Toys represent one non-consumable category in which the Made in the USA movement is already making an impact at the retail level. But while the demand is great for toys manufactured in the United States, the supply has not yet caught up, making consumers and retailers anxious for a larger selection. “Toys are the biggest hold for USA manufacturers,” says Piccone. “We would like to see additional offerings in toys from the USA.”
Regardless of the product category in question, it is clear that customer concerns about imported products will not be going away anytime soon, and thus the Made in the USA movement is here to stay.
“I don’t see why pet parents would ever become comfortable with foreign-sourced products, particularly food and jerky products,” says Health Mutt owner Kendra Bailey, noting that the trend toward domestically produced pet fare is also being driven by consumers’ desire to support local businesses. “People want to feel good about shopping local and supporting local. That includes buying products made right here in the U.S.”

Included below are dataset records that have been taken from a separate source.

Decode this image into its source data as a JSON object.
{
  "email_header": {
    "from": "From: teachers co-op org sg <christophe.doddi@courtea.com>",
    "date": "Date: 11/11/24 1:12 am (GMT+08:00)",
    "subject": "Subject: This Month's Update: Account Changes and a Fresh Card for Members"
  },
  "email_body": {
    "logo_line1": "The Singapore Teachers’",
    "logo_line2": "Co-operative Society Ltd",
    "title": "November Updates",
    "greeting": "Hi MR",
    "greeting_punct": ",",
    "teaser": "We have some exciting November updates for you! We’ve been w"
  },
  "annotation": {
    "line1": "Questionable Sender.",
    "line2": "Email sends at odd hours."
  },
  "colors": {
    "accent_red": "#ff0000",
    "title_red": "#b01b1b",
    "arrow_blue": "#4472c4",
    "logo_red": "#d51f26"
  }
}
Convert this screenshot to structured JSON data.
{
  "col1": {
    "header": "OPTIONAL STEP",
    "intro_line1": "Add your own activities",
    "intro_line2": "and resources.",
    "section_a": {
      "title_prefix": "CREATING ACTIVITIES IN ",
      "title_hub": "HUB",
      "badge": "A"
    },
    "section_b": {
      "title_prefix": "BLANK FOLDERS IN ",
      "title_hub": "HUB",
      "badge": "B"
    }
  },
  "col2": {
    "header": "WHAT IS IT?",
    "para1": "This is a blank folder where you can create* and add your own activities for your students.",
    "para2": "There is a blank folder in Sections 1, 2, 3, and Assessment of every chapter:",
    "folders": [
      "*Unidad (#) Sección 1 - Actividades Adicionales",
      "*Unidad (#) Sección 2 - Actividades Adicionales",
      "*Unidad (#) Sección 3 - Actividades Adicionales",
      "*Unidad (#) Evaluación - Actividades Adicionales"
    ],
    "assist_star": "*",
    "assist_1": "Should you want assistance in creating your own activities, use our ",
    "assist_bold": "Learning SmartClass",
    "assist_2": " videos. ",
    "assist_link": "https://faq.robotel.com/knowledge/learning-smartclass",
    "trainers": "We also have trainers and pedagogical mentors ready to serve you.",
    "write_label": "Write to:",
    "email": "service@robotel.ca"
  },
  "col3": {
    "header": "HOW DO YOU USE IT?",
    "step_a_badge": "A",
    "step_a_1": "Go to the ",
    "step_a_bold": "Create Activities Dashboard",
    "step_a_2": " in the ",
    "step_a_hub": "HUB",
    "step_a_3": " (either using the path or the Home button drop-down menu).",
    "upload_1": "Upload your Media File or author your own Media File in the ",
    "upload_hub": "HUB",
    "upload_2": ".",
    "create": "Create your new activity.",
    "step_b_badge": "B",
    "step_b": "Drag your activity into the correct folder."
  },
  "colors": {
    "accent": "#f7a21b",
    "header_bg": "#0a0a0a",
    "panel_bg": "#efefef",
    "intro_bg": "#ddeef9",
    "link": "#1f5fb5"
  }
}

Of course, making sure that a pet store is reliably meeting its customers’ growing demand for Made in the USA products is not always easy and will require due diligence on the part of the retailer. However, storeowners who are committed to this approach will find that it is well worth the effort.
“I take the time to research and hand select each and every item placed in the store,” says Bailey. “Where the products are made is important not only to us, but our customers.”